A recent state-led study produced by Energy Strategies found that all states in the Western Interconnection would realize the largest amount of savings — about $2 billion a year — from a single market that includes California, with the biggest beneficiaries being Washington, Oregon and California itself. (See Study Shows RTO Could Save West $2B Yearly by 2030.)

But integrating California into such a market is being seen as increasingly problematic as more states look to use RTO membership as one tool in meeting their decarbonization goals on ambitious schedules that will likely outpace the timeline for development.

Speaking during the Oct. 6 meeting of the RTO Advisory Committee, Tawney pointed to the well known governance issues that have hampered CAISO’s regionalization efforts in the past, with many in-state interests reluctant to allow the state to relinquish its direct authority over the appointment of members of the ISO’s Board of Governors. Resistance to changing that governance structure has made membership in an expanded CAISO a nonstarter for regulators in other parts of the West.

But just as problematic, Tawney noted, is California’s approach to resource adequacy, a process managed not by CAISO but by the state’s Energy Commission.

“It is unusual, but not unprecedented, to have your resource adequacy conversation happening in a different place than your RTO,” Tawney said. “CAISO does it that way.
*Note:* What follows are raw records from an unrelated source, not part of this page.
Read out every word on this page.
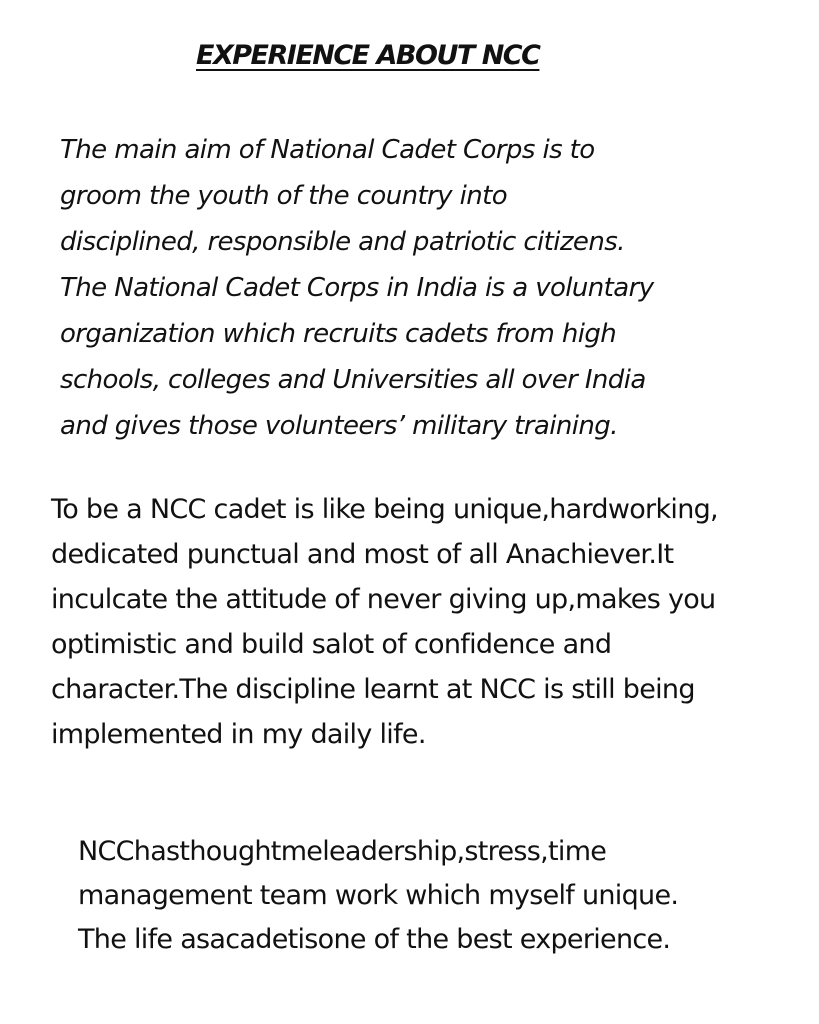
EXPERIENCE ABOUT NCC
The main aim of National Cadet Corps is to
groom the youth of the country into
disciplined, responsible and patriotic citizens.
The National Cadet Corps in India is a voluntary
organization which recruits cadets from high
schools, colleges and Universities all over India
and gives those volunteers’ military training.
To be a NCC cadet is like being unique,hardworking,
dedicated punctual and most of all Anachiever.It
inculcate the attitude of never giving up,makes you
optimistic and build salot of confidence and
character.The discipline learnt at NCC is still being
implemented in my daily life.
NCChasthoughtmeleadership,stress,time
management team work which myself unique.
The life asacadetisone of the best experience.
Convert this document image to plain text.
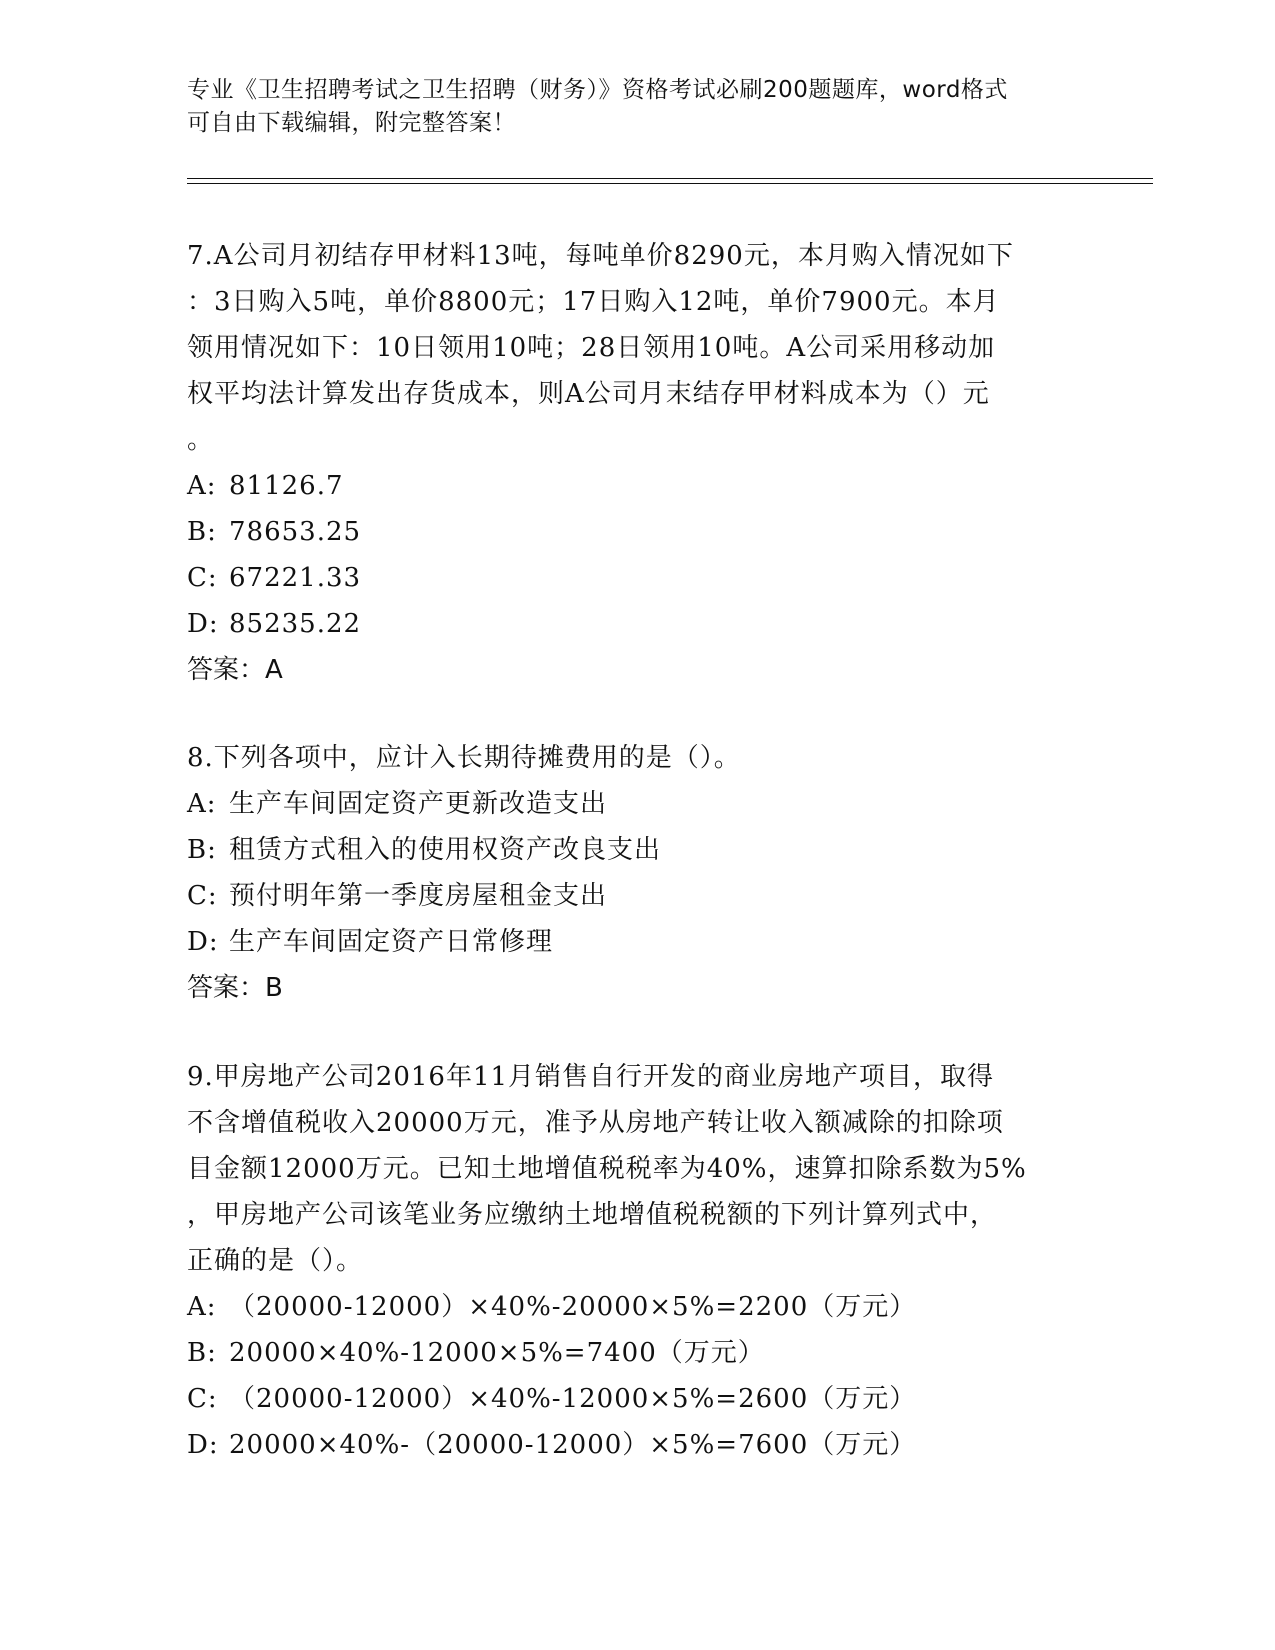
专业《卫生招聘考试之卫生招聘（财务）》资格考试必刷200题题库，word格式
可自由下载编辑，附完整答案！
7.A公司月初结存甲材料13吨，每吨单价8290元，本月购入情况如下
：3日购入5吨，单价8800元；17日购入12吨，单价7900元。本月
领用情况如下：10日领用10吨；28日领用10吨。A公司采用移动加
权平均法计算发出存货成本，则A公司月末结存甲材料成本为（）元
。
A: 81126.7
B: 78653.25
C: 67221.33
D: 85235.22
答案：A
8.下列各项中，应计入长期待摊费用的是（）。
A: 生产车间固定资产更新改造支出
B: 租赁方式租入的使用权资产改良支出
C: 预付明年第一季度房屋租金支出
D: 生产车间固定资产日常修理
答案：B
9.甲房地产公司2016年11月销售自行开发的商业房地产项目，取得
不含增值税收入20000万元，准予从房地产转让收入额减除的扣除项
目金额12000万元。已知土地增值税税率为40%，速算扣除系数为5%
，甲房地产公司该笔业务应缴纳土地增值税税额的下列计算列式中，
正确的是（）。
A: （20000-12000）×40%-20000×5%=2200（万元）
B: 20000×40%-12000×5%=7400（万元）
C: （20000-12000）×40%-12000×5%=2600（万元）
D: 20000×40%-（20000-12000）×5%=7600（万元）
ERCOT sort of does it that way. But I think because of how resource adequacy is handled in California, it makes it very difficult to sort of take the California RA model and spread it across the West. And so then we have the rest of the West say, ‘How could we do RA for ourselves in a way that works for us?’”

Momentum toward a Western RTO could build after Colorado and Nevada passed bills requiring utilities in those states to join an RTO, Tawney said. She compared the potential outcome of that legislation to the expansion of the Western EIM, which eventually crowded out trading in the West’s bilateral markets.

“Where does that leave Oregon customers?” Tawney said.

She acknowledged the Energy Strategies study finding that showed that the biggest market footprint would produce the greatest volume of economic benefits for the West.

“The flip of that is there’s more people you have to work with and figure out how to get along with and manage through,” Tawney said. “So, you have to find that sweet spot, from my perspective, between customer benefits and state policy.”

What About BPA?

The situation in the Northwest is further complicated by the presence of the Bonneville Power Administration, which operates about 70% of the region’s high-voltage transmission and manages its extensive network hydroelectric dams.

Speaking at the RTO Advisory Committee meeting, Northwest Energy Coalition policy analyst Fred Heutte noted that BPA’s “integrated system” relies on a contract-based — rather than flow-based — approach to transmission use.

“I think it’s easy to say [that], in an RTO, you can move to a flow-based approach and it’s all going to be great,” Heutte said. “But we have to look at Bonneville as a unique institution with a really important role, and trying to move from a contract-based approach to a flow-based approach, given Bonneville’s integrated approach, is going to be a big issue to have to unravel and kind of piece together how you do that transmission.

“It’s not just a matter of grandfathering rights and that sort of thing,” Heutte said. “The Bonneville system has some unique features that we have to consider in the transition to an RTO process.”

During the RTO Advisory Committee’s first meeting Sept. 21, BPA Manager Ravi Aggarwal encouraged the group to consider a “staged and incremental” approach to developing an RTO, saying the region’s transmission planning, RA and real-time market are already being served by Northern Grid, NWPP and the Western EIM, respectively.

Speaking at the Oct. 6 meeting, Aggarwal clarified that he was not advocating for the long-term persistence of those looser arrangements in lieu of an RTO but thinks they could provide a “pathway” to an organized market, whether West-wide or in a smaller footprint, such as that covered by the NWPP.

“I think we have to be careful about holding out a perfect RTO as a possibility — or maybe an Eastern-style RTO maybe is the way to put it — because we aren’t starting with a blank slate,” Tawney said.